British actress Olivia Colman won an Oscar Sunday night, and in her acceptance speech (which is quite charming, by the way) said something lovely:
“I used to work as a cleaner and I loved that job,” she said. “And I did spend quite a lot of my time imagining this.”
Aside from being all sorts of inspiring, Colman’s reminiscence reminded me of the opening scene of another Oscar nominee, the movie “Roma,” in which sudsy water splashes across a dirty tiled floor for approximately five minutes. It’s strange at first, but quickly turns hypnotic.
The sudsy water then reminded me of a quote from a short story by writer Lucia Berlin, which we came across as we worked on “Lost and Found,” one of the photo essays in HOME. It’s the opening line of her short story “Mourning,” from her collection A Manual for Cleaning Women:
“I love houses, all the things they tell me, so that’s one reason I don’t mind working as a cleaning woman. It’s just like reading a book.”
It’s funny how memory works, especially when it fixates on a theme. Berlin’s words reminded me of Saturday mornings when I was a kid, when my family cleaned the house. My brother and I alternated vacuuming and dusting, while our mom tackled the kitchen and bathrooms and dad did the yard work, minor repairs, stuff like that. We were a family cleaning machine and the routine was ironclad. I’d like to say I kept with it as an adult, but no. I’ll do almost anything to avoid cleaning, let alone make a routine of it. It’s just not that high on my list.
Contrast this with a close friend of mine who finds her zen in vacuuming. Another friend prefers washing dishes over using her dishwasher, explaining that the warm soapy water feels good on her hands. Still another friend loves mowing and edging his yard, reveling in the order created from overgrown grass and scattered weeds.

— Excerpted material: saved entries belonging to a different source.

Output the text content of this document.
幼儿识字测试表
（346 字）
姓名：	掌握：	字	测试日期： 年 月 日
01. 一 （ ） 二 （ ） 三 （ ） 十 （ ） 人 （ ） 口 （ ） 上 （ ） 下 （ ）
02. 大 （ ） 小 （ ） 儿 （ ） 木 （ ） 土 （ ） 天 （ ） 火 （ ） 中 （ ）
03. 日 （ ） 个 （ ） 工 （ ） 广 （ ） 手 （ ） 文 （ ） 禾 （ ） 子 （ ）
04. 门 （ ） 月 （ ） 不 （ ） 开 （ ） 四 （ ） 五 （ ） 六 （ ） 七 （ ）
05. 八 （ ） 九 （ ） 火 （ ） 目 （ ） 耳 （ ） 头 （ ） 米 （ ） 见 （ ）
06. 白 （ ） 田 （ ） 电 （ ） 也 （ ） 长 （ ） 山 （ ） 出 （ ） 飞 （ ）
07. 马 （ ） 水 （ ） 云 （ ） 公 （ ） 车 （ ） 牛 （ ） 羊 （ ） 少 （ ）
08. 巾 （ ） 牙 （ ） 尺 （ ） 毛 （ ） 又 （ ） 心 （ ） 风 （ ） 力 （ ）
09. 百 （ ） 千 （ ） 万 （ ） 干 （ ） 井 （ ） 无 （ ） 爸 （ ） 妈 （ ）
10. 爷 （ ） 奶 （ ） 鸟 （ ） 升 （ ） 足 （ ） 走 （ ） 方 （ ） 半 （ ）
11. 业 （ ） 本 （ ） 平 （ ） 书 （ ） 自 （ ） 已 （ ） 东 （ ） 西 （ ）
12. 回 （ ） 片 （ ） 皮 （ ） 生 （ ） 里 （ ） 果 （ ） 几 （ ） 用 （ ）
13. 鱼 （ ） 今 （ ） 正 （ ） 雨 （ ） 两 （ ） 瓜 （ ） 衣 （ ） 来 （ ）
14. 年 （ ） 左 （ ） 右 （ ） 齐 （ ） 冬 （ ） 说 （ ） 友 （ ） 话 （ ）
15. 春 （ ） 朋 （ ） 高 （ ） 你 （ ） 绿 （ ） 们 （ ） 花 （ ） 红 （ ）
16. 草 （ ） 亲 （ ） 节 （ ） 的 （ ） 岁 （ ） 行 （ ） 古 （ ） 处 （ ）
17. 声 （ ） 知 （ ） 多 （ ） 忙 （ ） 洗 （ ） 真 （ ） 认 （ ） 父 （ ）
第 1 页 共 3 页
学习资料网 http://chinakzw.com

I can appreciate their affinity for these everyday tasks, and the quiet comfort of familiar routine. The mindless repetition of washing, wiping, tidying and cleaning offers us quiet moments to think, to remember, to work through a problem, to imagine winning an Oscar.
We bring these parts of us into being over a sinkful of dishes, or while folding a basket of laundry, or even shoveling snow that accumulates a few inches in February. These tasks are part of what makes a home, the routine responsibilities that when you think about it offer their own grace. They give us permission to think, for our minds to wander to places that matter most.